The current findings differ somewhat from those of a similar trial from 2022 showing lower microbial diversity and higher relative abundances of Enterobacteriaceae and lower abundances of Clostridium sensu stricto in preterm infants receiving an exclusive human milk diet. “These results highlight how nutrient fortifiers impact the microbiota of very-low-birth-weight infants during a critical developmental window,” the authors wrote.

Dr. Embleton conceded that his group’s study set the bar deliberately high to avoid finding too many differences purely due to chance, and it therefore might have missed bacterial changes present in low proportions. “Also, the technique we used, 16s rRNA, doesn’t explore the microbiome at the strain level, so there may have been changes we didn’t detect.”

He added that the study populations also had a relatively high usage of mother’s own milk and findings may differ in other populations and settings where the use of mother’s own milk is much lower. Furthermore, the differences reported by individual hospitals in the babies’ gut microbiomes were more significant than most feeding interventions.

So can mothers needing to use nonhuman supplements be reassured by the results? “It is difficult to know how parents may interpret our findings. We need more studies powered to detect differences in functional outcomes before we can draw conclusions and share those findings in a way parents can understand,” Dr. Embleton said. “At present, there is perhaps a too simplistic message that cow milk formula is ‘harmful.’ ”

Most babies exposed to cow’s milk fortifier or formula do not develop NEC, and many with NEC have only ever received their own mother’s milk or donor milk, he added. “It could be that with advances in pasteurization or other similar techniques the quality and therefore the functional benefits of human milk can be better preserved.”

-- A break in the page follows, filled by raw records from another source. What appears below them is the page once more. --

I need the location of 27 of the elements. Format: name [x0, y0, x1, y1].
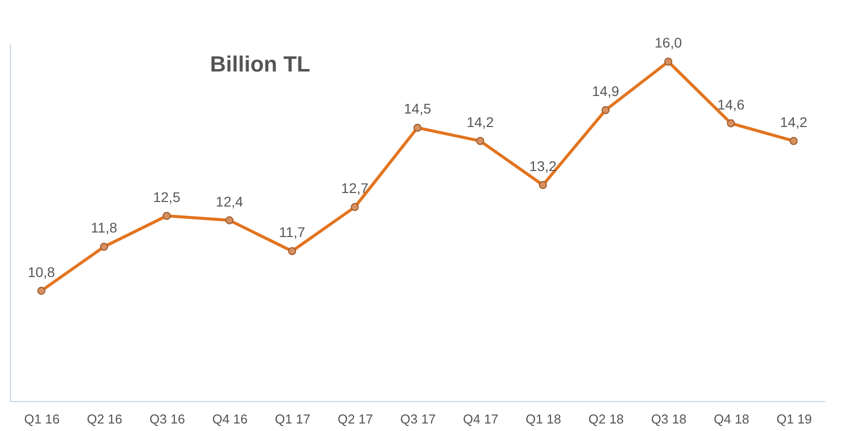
x-tick-label: Q2 16 [86, 412, 122, 426]
data-label: 14,5 [404, 100, 432, 117]
data-label: 14,2 [780, 114, 808, 130]
x-tick-label: Q3 16 [150, 412, 185, 426]
data-label: 14,6 [717, 96, 745, 112]
x-tick-label: Q1 18 [526, 412, 562, 426]
chart-title: Billion TL [210, 52, 310, 77]
x-tick-label: Q4 18 [714, 412, 750, 426]
data-label: 12,5 [153, 188, 181, 205]
x-tick-label: Q2 17 [338, 412, 374, 426]
x-tick-label: Q4 16 [212, 412, 248, 426]
data-label: 16,0 [654, 34, 682, 51]
x-tick-label: Q1 19 [776, 412, 812, 426]
data-label: 11,8 [90, 220, 118, 236]
data-label: 13,2 [529, 158, 557, 174]
data-label: 14,2 [466, 114, 494, 130]
x-tick-label: Q4 17 [462, 412, 498, 426]
x-tick-label: Q1 16 [24, 412, 60, 426]
data-label: 12,7 [341, 180, 369, 196]
x-tick-label: Q2 18 [588, 412, 624, 426]
data-label: 10,8 [28, 264, 56, 280]
x-tick-label: Q1 17 [274, 412, 310, 426]
data-label: 11,7 [279, 224, 306, 240]
x-tick-label: Q3 17 [400, 412, 436, 426]
x-tick-label: Q3 18 [651, 412, 686, 426]
data-label: 14,9 [592, 83, 620, 100]
data-label: 12,4 [216, 193, 244, 210]
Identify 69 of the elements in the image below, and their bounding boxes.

More research is needed on the mechanisms of preterm feeding interventions, including donor human milk, fortifiers, and probiotics, Dr. Embleton said. “The gut microbiome in preterm infants is complex and very different from that in term infants.”

The study was sponsored by Newcastle Hospitals NHS Foundation Trust and funded by Prolacta Biosciences, which provided human milk formula and fortifier. Dr. Embleton reported financial ties to Danone Early Life Nutrition, Nestlé Nutrition Institute Lecture, Astarte Lecture, and NeoKare outside of the submitted work. Several coauthors reported similar ties to multiple private companies and various research funding bodies. Dr. Poindexter has no conflicts of interest.

*This story was updated on March 3, 2023.